Yani haham, “İslam karşıtı” diye suçlanmaya karşı “savunması içinde” bir konuşma planlamış ve muhtemelen bunu Cumhurbaşkanı Erdoğan’ın “huzurunda” yapacağını düşünerek hazırlamış. “Müslümanları savunan” ama “Türkiye’yi suçlayan” bir konuşma metni. Yani resmen bizim “İslam dünyasının liderliği” pozisyonuna yönelik karizma çizme eylemi.
Burada üzerinde durulması gereken birkaç husus var:
Bir: Hahamın diline “Kürtleri öldürme” söyleminin nasıl girdiğinin tahlili yapılmalı. Dünyada daha hangi alanlara bu söylem nasıl ulaştı, bunu görmek zorundayız. Değilse daha başka ortamlarda da böyle bir suçlamaya en üst protokolde
karşı karşıya kalabiliriz.
İki: Bir ortamda Ak Parti’nin ileri gelen isimlerinden birisi Tayyip bey’den bahsederken “Ümmetin lideri” ifadesini kullandı. Ben de bu tür konularda “Hele bir ümmeti bulalım da, sıra onun liderini aramaya gelsin” diyorum. Bir ara “Ümmet ümmet olduğunda Filistin de Filistin olur” diye yazmıştım. Düşünelim bir, Muhammed Ali’nin cenazesini pazarlama şirketinin elinden kurtaramayan bir ümmet söz konusu. Her Ramazanı’na hüzün düşen bir ümmet söz konusu. Öncelikle ümmetin ümmet olması için çok çalışmamız lazım çok.
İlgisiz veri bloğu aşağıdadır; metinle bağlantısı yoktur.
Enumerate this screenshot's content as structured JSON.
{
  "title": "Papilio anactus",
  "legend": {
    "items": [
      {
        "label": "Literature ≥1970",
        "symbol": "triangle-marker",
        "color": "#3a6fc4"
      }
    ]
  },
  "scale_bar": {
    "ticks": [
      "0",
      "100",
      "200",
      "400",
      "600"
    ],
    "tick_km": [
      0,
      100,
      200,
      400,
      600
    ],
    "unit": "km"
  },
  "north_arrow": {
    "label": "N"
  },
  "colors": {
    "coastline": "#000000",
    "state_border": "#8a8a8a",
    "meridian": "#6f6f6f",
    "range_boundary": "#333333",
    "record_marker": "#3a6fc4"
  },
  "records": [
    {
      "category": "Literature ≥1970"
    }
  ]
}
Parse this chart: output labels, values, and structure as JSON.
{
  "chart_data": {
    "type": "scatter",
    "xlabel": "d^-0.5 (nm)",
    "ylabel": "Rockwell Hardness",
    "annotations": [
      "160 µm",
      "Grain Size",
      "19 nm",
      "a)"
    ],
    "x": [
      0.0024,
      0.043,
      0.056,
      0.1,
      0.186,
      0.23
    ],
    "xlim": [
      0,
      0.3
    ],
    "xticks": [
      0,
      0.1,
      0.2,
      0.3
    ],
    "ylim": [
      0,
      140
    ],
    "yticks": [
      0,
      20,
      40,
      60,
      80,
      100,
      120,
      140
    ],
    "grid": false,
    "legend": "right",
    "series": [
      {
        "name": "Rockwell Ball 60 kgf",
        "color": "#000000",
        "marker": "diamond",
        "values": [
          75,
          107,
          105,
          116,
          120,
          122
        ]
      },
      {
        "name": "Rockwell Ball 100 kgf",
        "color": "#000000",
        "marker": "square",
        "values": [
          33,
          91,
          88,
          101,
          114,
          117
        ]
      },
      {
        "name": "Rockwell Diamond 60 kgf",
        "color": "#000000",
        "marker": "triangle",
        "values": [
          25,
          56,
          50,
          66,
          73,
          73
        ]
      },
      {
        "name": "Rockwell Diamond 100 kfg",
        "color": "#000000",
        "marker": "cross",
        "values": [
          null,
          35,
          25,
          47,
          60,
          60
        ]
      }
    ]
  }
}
Üç: Gezi nasıl hazırlandı da bunlar oldu? Neler yaşanacağı önceden öngörülemez miydi? Cumhurbaşkanlığı seviyesinde taaa Amerika’ya islami - insani bir görev için gidip üzüntülerle dönmek kaçınılmaz mıydı?
Dört: Muhammed Ali için Türkiye’de, sayın Cumhurbaşkanı’nın da katılacağı büyük bir gıyabi cenaze namazı kılmak nasıl olurdu?
Her neyse, en iyisi bu yazıyı “Muhammed Ali’ye rahmet dilekleri” ile sonlandırmak.